Photos, built-into Windows Phone, is no help at all, with no stats accessible. However, there's a trick built into the Nokia (soon to be Lumia) Camera application itself - if you open a photo from the offered (bottom-left) 'Open in' suggestion from Photos, then the image will be brought into Nokia Camera for 'reframing'. At which point, you can tap on the '...' menu and use the 'picture info' function:
This gives most of the EXIF data you might need, aside from generalising the resolution wildly to a rounded number of Megapixels. For example, if you take a photo and then crop it, opening it up later 'in Nokia Camera' just shows '1MP' rather than 1250 x 840 (or whatever). So not a perfect solution, but worth knowing about in the absence of any installed third party software.
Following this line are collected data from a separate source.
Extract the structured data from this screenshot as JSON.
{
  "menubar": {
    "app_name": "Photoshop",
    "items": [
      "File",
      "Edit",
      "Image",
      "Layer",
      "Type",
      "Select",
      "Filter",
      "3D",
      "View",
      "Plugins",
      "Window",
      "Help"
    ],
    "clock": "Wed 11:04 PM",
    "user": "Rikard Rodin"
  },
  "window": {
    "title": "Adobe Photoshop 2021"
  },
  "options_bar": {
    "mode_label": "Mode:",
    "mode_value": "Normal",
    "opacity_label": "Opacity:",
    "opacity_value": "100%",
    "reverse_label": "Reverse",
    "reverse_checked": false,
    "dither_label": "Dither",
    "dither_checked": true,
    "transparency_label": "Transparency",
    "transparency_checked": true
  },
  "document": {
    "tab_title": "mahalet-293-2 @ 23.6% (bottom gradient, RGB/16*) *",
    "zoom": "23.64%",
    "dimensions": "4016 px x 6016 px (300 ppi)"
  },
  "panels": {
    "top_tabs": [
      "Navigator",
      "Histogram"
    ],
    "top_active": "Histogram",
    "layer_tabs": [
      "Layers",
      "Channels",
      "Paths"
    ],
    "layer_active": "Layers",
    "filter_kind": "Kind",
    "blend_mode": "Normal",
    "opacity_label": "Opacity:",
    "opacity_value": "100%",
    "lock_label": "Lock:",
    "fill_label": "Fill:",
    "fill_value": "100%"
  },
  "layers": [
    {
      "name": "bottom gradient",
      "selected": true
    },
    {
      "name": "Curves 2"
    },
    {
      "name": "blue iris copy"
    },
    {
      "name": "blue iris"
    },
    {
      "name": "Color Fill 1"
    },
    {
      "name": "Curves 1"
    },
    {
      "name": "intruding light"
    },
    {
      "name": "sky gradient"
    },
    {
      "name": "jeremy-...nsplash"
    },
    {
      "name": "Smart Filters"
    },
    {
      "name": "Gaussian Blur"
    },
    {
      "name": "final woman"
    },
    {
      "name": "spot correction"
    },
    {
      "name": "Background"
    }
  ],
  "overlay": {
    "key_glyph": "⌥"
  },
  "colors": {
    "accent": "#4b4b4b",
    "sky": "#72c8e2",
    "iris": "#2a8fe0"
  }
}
Next up is HD Photo Viewer 8.1, a utility that came into being to counter the limited performance in earlier versions of Windows Phone, where the full detail in photos couldn't be shown for reasons of addressable memory (ok, ok, bad coding). It's true that the USP of the utility is no longer valid, but it has extra tricks up its sleeve, not least being able to email out 'full resolution' JPGs, for example the 16MP Lumia 930 and 34MP Lumia 1020 photos - Windows Phone's email system is far too protective, even downsampling 1MB 5MP images when sending them by email, so it's useful to have HD Photo Viewer 8.1 as a tool in your armoury:
More relevantly to the task in hand, as shown above right, if you tap on the info banner at the top of any photo, this expands into a full breakdown of the EXIF data available.
Then there are dedicated third party utilities specialising in showing EXIF data, now hooking into Windows Phone 8.1's 'Photos/Edit' application list - i.e. you can start with a photo in Photos, choose to 'Edit' it and then pick one of these apps:
'Picture Info' is perhaps the best - and free - offering a full (though intelligently filtered, i.e. data which isn't present has its field omitted, sensibly) EXIF breakdown, along with a location interpretation of any GPS data present*.
* of note is that I nearly always have geo-tagging disabled in my smartphones, since my photos are often of people and I'd hate to have some miscreant track a person I'd snapped down based on GPS information in EXIF fields. Hopefully sensible advice (especially if you're John Macafee!), though I do turn geotagging on (in Settings/photos+camera/use location info) when on holiday, since I then don't mind people seeing where I and my family have been.
Picture Info offers a dark theme too, by the way, but it doesn't work properly yet, with the field names still shown in black and therefore invisible!! One for an update!
'Photo-Info' is another entry into this niche field, also free but ad-supported. Again there's a full breakdown of EXIF data, in a slightly glossy large fonted presentation.
Aside from a nice 'swipe to toggle' photo/EXIF system, there's the small but useful USP that screenshots can be excluded from the main photo picker. That's about it, but for writers like myself, not being presented by hundreds of screenshots is a nice touch. Also shown below is the aerial locator for geotagged photos, plus the slightly intrusive ads (I'd much rather just pay a one-time purchase fee, etc.)
'Picture details' is in the same vein again, with 'Edit' integration, with twin photo and details views:
There's a 'full' version with support for more EXIF details, as far as I can tell. Hopefully including the actual filename for the photo, which is something missing at the moment (filenames are included in the other two utilities above).
Summary
Unless you have a burning need to email out full resolution images, then I'd suggest installing the freeware Picture Info and you're done, with a nod to the Nokia Camera integral viewer if you're on an unfamiliar/friend's phone.